You're totally right. I was thinking that you still needed to explicitly enable SPL, but that hasn't been true for a long time, IIRC. So, fair enough. I was wrong here.
> Untrue. All kinds of projects like Swoole (gives you a runtime similar to Go) and ReactPHP (runtime similar to Node) and https://github.com/krakjoe/parallel for lower level concurrency. There's also pthreads https://www.php.net/manual/en/book.pthreads.php But again most of these aren't necessary for most apps because of PHP's request-response model. Useful for one-off services though.
pthreads was never worth much. It never worked on web servers and is now deprecated. Parallel is a PECL extension, which may or may not be considered part of PHP, IMO. I believe it also doesn't use threads unless you use pthreads (which you should/can not). So it's just multiple processes- not threads or async. I don't know much about Swoole, etc, but those are frameworks- not PHP itself. Also, I believe Swoole is process based, not thread or (true) async. I could be mistaken. So, again, AFAIK, PHP does not have threads or async.
> Completely untrue. https://www.php.net/manual/en/functions.arguments.php#functi...
That's not what I meant. My wording was poor. I meant specifically `callable`. You can't typehint the inputs and outputs of `callable` parameters. So passing around lambdas, etc, is not robust/safe.

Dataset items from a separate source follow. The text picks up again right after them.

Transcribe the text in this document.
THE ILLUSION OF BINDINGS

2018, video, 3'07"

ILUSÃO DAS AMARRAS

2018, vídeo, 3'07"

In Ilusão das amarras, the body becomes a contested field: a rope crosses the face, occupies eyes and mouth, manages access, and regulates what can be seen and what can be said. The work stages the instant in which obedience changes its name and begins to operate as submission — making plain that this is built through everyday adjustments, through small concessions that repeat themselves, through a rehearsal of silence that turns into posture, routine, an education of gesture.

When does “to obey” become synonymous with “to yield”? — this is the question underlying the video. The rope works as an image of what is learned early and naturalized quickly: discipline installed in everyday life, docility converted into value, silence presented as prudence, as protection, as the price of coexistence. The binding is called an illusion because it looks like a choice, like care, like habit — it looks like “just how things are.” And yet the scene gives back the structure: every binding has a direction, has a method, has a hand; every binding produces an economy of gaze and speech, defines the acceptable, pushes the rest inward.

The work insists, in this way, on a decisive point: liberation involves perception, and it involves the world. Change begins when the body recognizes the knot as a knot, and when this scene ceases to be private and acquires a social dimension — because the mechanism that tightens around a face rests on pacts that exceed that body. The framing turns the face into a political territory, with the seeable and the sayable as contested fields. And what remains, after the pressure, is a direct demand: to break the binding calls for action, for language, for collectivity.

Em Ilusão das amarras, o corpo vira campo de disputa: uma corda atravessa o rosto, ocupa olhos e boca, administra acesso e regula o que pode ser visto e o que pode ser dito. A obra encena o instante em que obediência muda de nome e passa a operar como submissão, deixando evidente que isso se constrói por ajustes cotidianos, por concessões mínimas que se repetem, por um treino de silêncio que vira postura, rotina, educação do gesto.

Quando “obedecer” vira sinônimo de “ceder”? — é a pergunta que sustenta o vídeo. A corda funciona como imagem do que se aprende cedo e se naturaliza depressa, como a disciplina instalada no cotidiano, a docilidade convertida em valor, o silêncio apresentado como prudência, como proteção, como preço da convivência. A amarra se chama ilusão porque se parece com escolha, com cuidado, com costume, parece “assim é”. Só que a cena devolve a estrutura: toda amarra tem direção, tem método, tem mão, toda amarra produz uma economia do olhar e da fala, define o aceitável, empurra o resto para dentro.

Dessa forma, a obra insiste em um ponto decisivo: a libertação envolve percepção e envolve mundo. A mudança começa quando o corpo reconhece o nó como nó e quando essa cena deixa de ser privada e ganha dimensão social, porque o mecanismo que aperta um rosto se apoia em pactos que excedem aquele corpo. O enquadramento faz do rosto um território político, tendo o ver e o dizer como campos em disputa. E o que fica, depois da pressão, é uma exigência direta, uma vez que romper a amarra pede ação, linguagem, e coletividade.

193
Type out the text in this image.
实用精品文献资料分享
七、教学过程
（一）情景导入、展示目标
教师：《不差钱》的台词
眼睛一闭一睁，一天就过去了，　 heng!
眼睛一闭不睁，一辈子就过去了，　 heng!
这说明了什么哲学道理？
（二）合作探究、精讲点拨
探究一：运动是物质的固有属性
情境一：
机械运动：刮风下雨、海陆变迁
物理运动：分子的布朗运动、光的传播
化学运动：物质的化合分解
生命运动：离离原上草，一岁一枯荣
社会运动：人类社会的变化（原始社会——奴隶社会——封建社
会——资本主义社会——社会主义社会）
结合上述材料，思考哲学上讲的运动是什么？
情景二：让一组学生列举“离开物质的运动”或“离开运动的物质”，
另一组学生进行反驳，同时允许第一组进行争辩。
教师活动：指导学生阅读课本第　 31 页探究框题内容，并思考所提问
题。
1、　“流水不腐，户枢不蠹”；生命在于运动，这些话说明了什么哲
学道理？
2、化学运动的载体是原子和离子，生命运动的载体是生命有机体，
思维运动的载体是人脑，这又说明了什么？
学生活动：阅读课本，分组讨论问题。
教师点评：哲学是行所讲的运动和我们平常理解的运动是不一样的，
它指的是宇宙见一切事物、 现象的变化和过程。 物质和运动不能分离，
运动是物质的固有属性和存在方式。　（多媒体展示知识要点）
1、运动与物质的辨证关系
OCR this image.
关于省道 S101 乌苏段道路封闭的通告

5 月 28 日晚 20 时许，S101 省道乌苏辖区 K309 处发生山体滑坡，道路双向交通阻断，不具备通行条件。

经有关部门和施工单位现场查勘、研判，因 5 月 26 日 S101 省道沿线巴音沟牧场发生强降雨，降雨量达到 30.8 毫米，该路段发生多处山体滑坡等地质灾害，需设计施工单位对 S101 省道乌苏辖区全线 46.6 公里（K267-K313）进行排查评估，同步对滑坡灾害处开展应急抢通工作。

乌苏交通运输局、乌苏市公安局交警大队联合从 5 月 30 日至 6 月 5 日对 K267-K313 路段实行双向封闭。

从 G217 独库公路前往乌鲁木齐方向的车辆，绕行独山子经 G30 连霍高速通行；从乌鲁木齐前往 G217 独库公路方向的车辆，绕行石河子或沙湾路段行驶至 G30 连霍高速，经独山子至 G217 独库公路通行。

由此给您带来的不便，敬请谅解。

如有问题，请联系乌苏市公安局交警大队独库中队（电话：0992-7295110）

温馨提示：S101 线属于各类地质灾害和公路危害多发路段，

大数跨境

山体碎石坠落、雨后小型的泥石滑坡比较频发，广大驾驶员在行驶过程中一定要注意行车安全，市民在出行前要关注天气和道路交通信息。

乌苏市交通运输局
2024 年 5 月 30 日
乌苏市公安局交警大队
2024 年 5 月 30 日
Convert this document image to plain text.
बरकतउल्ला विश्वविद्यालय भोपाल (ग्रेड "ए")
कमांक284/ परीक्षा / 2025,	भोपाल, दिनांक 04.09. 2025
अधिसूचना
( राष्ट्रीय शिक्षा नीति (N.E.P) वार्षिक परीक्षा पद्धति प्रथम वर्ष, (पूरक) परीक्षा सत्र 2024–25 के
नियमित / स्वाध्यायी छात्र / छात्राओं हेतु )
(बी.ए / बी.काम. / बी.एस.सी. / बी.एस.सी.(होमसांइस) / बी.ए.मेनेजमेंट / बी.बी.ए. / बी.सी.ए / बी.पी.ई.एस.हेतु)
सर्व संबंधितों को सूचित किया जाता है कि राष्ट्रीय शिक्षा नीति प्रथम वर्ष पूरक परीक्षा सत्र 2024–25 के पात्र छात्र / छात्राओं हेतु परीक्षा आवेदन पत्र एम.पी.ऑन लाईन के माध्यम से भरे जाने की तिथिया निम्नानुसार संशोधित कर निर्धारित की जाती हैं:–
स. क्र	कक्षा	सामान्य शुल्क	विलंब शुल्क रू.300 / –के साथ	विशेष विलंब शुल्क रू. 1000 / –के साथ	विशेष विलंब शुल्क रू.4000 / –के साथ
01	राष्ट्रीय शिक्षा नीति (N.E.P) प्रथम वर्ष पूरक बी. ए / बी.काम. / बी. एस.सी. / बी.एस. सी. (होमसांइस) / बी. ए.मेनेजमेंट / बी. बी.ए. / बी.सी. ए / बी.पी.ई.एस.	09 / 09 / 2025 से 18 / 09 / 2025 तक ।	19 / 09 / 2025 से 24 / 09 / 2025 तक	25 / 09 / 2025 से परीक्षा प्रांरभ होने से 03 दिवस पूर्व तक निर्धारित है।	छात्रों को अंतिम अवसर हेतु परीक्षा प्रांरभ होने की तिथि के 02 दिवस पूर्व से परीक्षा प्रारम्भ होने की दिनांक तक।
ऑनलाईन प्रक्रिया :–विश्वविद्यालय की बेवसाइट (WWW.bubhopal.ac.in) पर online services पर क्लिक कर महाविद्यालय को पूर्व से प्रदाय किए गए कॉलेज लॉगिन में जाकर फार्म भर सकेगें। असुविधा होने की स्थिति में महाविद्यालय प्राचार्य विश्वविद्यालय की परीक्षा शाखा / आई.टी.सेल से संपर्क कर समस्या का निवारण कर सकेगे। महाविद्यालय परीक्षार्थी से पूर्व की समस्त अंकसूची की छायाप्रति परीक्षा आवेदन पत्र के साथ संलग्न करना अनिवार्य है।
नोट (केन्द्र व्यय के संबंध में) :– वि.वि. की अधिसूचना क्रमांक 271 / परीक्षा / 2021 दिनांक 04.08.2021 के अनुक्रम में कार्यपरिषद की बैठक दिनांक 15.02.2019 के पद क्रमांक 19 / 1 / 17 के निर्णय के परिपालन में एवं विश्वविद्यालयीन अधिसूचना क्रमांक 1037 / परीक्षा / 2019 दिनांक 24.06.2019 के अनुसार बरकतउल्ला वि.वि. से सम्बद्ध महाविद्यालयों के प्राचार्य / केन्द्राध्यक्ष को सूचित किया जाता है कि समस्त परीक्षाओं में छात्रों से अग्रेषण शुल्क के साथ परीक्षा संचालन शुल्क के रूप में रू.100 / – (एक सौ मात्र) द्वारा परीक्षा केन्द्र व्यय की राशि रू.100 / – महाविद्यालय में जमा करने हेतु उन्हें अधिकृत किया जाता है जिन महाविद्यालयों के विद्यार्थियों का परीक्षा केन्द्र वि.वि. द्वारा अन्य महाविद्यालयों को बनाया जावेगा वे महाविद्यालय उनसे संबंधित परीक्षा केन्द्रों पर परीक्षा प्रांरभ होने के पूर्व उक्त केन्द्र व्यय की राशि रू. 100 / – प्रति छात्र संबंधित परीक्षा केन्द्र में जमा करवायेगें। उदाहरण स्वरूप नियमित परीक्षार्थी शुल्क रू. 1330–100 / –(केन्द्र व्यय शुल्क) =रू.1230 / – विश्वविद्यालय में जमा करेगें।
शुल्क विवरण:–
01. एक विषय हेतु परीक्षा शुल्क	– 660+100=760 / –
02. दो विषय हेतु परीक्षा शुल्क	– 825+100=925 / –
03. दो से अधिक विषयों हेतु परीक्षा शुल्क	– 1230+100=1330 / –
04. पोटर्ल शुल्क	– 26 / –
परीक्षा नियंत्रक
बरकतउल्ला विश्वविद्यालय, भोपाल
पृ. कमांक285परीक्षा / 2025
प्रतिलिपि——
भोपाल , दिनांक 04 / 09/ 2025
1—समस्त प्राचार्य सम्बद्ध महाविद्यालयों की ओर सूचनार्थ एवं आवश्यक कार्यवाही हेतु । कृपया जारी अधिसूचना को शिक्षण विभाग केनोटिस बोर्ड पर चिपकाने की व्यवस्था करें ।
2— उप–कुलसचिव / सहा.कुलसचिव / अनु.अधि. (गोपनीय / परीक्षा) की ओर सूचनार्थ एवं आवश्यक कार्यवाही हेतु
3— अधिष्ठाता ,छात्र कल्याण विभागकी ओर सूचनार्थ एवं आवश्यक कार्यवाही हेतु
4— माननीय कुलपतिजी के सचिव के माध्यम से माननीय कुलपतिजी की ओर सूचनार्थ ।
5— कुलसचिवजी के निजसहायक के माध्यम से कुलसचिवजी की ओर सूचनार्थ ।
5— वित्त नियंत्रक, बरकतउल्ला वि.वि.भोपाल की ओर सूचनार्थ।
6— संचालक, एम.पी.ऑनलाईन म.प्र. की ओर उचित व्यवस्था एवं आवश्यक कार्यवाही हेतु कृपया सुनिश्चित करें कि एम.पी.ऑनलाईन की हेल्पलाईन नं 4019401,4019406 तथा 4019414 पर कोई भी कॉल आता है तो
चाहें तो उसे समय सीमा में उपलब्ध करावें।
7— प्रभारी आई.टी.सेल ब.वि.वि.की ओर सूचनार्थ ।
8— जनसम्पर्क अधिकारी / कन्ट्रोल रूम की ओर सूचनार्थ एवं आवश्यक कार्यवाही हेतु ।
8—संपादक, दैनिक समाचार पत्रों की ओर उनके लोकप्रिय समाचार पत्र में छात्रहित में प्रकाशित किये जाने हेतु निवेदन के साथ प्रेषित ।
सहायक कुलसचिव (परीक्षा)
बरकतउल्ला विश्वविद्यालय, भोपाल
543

> You do those like this: [Example::class, 'someFunction']
Yeah... an array of two strings. Again, I should've been more clear. I know that's how you refer to functions in PHP. But it's not the same as actually getting to write Example::someFunction and knowing that the inputs/outputs line up with whatever you're doing. If you're lucky, your PHPStorm or whatever can tell where you're trying to refer to a function and maybe point to it for you, but otherwise, it just thinks you're passing some strings around, because you are.